Cooling a harmonic oscillator by optomechanical modification of its bath

TL;DR

This paper proposes a novel optomechanical cooling method that reduces both the thermal load and enhances the quality factor of a mechanical resonator by dynamically modifying its damping mechanism through optical interactions.

Contribution

It introduces a new cooling scheme that simultaneously lowers temperature and improves quality factor by optomechanically modifying the resonator's damping mechanism.

Findings

The proposed scheme can reduce the effective temperature of the mechanical mode.

It can enhance the mechanical quality factor.

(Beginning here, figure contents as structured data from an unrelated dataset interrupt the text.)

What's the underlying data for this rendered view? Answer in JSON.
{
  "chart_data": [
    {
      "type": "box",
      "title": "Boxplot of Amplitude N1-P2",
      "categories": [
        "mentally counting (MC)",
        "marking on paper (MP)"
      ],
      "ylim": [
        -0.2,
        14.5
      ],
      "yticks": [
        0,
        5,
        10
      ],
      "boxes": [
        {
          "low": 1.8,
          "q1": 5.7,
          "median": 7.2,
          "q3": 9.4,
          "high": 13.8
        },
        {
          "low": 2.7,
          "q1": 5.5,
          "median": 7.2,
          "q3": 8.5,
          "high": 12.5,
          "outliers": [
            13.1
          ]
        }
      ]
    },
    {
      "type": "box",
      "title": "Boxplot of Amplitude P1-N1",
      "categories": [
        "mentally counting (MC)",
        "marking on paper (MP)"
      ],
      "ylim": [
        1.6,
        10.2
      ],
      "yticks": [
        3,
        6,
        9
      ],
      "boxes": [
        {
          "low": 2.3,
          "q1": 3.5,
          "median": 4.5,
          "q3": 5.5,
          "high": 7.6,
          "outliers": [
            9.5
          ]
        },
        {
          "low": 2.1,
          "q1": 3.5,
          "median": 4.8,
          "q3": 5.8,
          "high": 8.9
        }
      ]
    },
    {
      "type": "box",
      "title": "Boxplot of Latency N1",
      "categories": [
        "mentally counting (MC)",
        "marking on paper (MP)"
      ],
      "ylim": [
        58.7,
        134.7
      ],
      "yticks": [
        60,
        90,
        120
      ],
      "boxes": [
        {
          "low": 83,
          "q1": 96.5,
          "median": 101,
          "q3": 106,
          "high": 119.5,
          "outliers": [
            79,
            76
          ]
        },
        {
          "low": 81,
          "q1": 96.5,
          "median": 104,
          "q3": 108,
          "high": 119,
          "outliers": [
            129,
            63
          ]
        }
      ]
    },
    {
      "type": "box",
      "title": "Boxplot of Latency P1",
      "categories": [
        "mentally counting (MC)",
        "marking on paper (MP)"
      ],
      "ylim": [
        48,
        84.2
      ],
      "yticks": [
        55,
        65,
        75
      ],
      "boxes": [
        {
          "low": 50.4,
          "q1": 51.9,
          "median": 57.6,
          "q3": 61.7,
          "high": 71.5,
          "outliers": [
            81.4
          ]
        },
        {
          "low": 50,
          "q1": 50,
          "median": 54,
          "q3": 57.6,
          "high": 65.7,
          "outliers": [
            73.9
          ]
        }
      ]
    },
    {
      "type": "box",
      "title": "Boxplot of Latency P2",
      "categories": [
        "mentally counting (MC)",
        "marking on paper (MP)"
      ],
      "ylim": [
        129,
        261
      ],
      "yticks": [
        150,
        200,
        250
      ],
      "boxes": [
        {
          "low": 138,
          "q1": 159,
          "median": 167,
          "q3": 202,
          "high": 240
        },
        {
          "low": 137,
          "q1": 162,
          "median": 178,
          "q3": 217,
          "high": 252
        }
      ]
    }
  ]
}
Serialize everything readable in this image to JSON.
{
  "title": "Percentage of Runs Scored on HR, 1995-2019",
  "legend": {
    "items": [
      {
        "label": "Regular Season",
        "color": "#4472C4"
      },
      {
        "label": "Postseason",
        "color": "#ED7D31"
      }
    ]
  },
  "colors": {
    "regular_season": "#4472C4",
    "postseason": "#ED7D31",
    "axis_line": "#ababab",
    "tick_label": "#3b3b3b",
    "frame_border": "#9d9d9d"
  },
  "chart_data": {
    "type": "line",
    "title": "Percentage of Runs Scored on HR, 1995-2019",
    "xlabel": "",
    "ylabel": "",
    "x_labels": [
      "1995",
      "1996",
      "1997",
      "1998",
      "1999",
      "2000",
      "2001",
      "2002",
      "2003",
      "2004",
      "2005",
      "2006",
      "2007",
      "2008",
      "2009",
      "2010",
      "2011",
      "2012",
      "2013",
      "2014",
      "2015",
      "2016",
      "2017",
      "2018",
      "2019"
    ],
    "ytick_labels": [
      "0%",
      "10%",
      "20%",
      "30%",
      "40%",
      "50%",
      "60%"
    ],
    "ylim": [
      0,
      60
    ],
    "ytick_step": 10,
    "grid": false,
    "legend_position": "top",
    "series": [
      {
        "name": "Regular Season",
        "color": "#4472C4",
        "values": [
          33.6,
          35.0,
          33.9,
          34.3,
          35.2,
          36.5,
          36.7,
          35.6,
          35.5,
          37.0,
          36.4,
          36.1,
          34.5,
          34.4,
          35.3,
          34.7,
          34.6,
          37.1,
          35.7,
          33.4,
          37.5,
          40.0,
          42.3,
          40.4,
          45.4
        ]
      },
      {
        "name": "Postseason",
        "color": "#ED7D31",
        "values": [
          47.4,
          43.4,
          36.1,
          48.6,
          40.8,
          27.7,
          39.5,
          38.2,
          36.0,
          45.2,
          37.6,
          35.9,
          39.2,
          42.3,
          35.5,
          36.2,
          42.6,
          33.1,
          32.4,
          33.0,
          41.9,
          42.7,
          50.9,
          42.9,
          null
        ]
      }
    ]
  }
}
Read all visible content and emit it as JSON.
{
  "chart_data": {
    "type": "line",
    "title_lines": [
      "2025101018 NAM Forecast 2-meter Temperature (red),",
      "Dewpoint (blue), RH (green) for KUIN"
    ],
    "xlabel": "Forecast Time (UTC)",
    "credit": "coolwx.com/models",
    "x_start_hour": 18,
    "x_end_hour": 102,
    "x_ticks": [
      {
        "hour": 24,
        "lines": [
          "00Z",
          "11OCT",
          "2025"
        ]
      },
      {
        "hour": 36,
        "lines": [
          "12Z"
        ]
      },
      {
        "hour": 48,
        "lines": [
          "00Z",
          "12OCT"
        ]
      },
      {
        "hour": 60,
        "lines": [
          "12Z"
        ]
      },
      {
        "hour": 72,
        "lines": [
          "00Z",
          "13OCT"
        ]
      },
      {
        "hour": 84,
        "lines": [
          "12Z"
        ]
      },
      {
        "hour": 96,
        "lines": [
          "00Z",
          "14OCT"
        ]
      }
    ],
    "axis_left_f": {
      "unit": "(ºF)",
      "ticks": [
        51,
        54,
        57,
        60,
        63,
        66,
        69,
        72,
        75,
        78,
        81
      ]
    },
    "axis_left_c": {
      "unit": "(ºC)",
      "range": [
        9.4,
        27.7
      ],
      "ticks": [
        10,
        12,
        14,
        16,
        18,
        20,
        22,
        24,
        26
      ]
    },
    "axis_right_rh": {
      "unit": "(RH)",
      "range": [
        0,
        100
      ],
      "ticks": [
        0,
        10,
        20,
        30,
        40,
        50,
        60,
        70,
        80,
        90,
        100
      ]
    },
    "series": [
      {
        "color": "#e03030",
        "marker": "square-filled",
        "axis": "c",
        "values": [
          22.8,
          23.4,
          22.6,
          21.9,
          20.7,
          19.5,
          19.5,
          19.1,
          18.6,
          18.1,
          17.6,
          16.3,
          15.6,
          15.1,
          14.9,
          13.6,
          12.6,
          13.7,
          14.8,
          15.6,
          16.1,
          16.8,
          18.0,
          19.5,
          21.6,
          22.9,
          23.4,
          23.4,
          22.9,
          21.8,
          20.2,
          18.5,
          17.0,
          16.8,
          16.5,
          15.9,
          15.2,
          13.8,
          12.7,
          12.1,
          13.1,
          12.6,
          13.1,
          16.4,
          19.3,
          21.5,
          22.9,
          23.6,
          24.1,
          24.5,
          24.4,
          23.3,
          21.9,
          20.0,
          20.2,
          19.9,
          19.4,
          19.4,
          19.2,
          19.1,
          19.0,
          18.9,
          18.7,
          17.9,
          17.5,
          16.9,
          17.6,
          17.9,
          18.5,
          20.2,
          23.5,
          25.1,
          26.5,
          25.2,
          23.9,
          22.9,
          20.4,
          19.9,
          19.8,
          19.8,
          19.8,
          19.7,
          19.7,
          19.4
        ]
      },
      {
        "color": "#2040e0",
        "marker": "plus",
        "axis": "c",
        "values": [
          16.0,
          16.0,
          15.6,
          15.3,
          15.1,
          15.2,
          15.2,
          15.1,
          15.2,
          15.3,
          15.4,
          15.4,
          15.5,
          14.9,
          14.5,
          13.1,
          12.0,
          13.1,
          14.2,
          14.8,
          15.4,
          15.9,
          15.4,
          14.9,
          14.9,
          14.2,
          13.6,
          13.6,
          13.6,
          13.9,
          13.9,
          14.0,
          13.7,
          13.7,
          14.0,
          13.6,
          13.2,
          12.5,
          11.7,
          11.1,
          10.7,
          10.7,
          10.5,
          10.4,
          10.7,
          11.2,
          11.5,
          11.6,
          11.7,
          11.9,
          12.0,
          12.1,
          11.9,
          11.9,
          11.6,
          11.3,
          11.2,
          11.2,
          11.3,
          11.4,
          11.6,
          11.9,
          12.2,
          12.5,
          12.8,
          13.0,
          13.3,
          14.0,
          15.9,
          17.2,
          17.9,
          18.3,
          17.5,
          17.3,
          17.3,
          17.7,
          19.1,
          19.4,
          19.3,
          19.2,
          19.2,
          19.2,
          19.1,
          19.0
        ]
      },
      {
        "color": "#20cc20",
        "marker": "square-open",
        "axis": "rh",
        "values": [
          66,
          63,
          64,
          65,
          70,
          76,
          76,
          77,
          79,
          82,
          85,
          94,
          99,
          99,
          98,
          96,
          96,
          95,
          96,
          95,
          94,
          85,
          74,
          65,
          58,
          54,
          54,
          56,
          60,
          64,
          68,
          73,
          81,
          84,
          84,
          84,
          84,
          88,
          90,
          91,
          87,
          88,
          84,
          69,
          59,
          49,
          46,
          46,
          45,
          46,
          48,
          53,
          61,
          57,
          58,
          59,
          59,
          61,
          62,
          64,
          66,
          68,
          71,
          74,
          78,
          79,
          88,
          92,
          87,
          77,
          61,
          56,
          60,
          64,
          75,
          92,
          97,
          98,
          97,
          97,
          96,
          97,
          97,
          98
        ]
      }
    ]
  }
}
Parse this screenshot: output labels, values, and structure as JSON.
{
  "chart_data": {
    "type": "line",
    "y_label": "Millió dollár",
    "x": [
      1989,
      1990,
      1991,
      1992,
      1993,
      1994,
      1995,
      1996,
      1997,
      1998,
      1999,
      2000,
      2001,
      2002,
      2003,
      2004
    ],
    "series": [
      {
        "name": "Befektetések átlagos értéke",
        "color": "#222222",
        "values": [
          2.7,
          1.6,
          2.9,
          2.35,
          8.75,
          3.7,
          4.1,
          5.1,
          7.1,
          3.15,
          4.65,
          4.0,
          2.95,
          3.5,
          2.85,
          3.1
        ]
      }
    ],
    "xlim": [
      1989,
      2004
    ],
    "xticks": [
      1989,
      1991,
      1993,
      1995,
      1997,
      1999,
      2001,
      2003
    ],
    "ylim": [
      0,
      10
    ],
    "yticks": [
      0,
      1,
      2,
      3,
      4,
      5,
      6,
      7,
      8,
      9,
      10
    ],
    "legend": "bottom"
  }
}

A realistic design for implementation is identified.

Abstract

Optomechanical systems show tremendous promise for high sensitivity sensing of forces and modification of mechanical properties via light. For example, similar to neutral atoms and trapped ions, laser cooling of mechanical motion by radiation pressure can take single mechanical modes to their ground state. Conventional optomechanical cooling is able to introduce additional damping channel to mechanical motion, while keeping its thermal noise at the same level, and as a consequence, the effective temperature of the mechanical mode is lowered. However, the ratio of temperature to quality factor remains roughly constant, preventing dramatic advances in quantum sensing using this approach. Here we propose an approach for simultaneously reducing the thermal load on a mechanical resonator while improving its quality factor. In essence, we use the optical interaction to dynamically modify the dominant damping mechanism, providing an optomechanically-induced effect analogous to a phononic band gap. The mechanical mode of interest is assumed to be weakly coupled to its heat bath but strongly coupled to a second mechanical mode, which is cooled by radiation pressure coupling to a red detuned cavity field. We also identify a realistic optomechanical design that has the potential to realize this novel cooling scheme.